What a pain in the butt!

Lesson learned: If you hire contractors who will be making a mess or using chemicals, be sure to proactively tell them what to do with any waste before they dump it in your garden! Or tell them to haul it out.

It’s still too early to see what else didn’t make it, but if your garden sustained losses this winter, know that you’ve got lots of company. We gardeners just have to look at it as an opportunity to plant something new in its place.

A Pennsylvania gardener

5 comments

  1. Adrienne,
    Thank you for this very helpful information.
    I’m so sorry your beautiful plants have sustained so much damage – how very sad!!
    Aside from deer munching on the evergreen bushes and sqirrels digging out bulbs and iris rhizomes we have been pretty fortunate.
    Our Schipp Laurels however have sustained some dessication – thank goodness it looks minimal.

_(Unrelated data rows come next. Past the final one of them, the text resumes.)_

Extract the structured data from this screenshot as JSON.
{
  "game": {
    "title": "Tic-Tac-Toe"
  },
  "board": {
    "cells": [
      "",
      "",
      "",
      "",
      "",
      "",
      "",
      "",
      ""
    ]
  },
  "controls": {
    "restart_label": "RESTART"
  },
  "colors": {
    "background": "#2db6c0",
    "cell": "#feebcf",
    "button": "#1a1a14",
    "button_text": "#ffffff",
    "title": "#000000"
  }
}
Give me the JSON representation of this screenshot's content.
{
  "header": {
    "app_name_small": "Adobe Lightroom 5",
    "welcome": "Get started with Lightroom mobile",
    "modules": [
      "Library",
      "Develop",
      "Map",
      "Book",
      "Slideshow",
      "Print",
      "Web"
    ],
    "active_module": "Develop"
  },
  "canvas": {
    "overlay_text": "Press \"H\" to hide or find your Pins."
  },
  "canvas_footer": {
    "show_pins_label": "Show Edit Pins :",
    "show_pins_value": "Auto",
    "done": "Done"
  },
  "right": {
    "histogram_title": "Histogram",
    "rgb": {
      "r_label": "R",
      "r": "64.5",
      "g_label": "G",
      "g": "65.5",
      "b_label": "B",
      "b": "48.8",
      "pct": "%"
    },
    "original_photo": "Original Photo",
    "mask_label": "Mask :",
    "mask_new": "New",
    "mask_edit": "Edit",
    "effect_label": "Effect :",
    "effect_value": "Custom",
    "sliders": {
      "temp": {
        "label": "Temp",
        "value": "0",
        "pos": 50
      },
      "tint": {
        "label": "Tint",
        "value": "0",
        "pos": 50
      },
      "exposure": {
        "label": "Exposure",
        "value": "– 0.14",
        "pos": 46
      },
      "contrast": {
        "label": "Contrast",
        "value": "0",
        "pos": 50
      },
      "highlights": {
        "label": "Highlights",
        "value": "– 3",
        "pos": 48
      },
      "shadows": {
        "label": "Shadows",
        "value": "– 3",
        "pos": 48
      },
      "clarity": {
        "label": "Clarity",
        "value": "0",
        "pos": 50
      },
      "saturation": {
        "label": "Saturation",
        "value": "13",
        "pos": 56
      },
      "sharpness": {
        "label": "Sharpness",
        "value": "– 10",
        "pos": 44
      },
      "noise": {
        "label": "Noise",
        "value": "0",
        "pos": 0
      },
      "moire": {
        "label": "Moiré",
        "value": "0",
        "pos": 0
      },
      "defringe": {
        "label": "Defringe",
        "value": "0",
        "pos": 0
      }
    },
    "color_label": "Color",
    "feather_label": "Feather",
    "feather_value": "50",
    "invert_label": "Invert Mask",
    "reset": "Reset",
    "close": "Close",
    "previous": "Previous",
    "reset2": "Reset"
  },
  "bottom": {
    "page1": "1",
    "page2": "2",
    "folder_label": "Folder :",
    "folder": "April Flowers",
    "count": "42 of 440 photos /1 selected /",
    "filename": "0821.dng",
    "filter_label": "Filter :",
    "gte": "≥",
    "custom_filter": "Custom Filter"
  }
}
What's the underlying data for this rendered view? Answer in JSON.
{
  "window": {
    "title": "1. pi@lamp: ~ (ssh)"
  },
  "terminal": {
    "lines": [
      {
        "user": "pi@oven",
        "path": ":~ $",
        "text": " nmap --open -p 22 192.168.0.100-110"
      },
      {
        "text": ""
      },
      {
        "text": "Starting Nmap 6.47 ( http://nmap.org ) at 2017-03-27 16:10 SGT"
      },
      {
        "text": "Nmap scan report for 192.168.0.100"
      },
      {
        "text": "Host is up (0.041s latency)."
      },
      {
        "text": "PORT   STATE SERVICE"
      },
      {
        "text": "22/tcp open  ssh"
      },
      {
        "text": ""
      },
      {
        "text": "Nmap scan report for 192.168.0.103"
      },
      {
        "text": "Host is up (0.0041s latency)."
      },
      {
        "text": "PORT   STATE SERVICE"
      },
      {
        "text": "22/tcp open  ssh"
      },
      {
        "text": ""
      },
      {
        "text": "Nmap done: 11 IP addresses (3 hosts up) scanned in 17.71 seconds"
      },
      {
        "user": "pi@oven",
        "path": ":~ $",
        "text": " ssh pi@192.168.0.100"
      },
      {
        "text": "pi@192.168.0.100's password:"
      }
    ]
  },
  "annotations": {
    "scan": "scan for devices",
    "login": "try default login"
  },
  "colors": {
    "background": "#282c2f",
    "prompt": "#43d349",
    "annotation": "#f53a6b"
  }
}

Is there anything I can do to help them?

    1. Hi Dot,

      There’s not much you can do now except trim off the dead parts for cosmetic reasons. The Schipp laurels should recover if the damage is minimal. Just give them Holly-tone (anytime this month) and fresh mulch if it’s sparse. As long as they get good sun and water this summer, they should regrow. Then in fall, spray with Wilt-pruf or a similar brand “anti-dessicant”. It’s a clear mist of wax that seals in the moisture — you can’t see it when it’s on.

    1. Marirose, thanks! I know some of my articles are quite long, and I often get “down in the weeds” with the detail. But it’s here for coming back to anytime.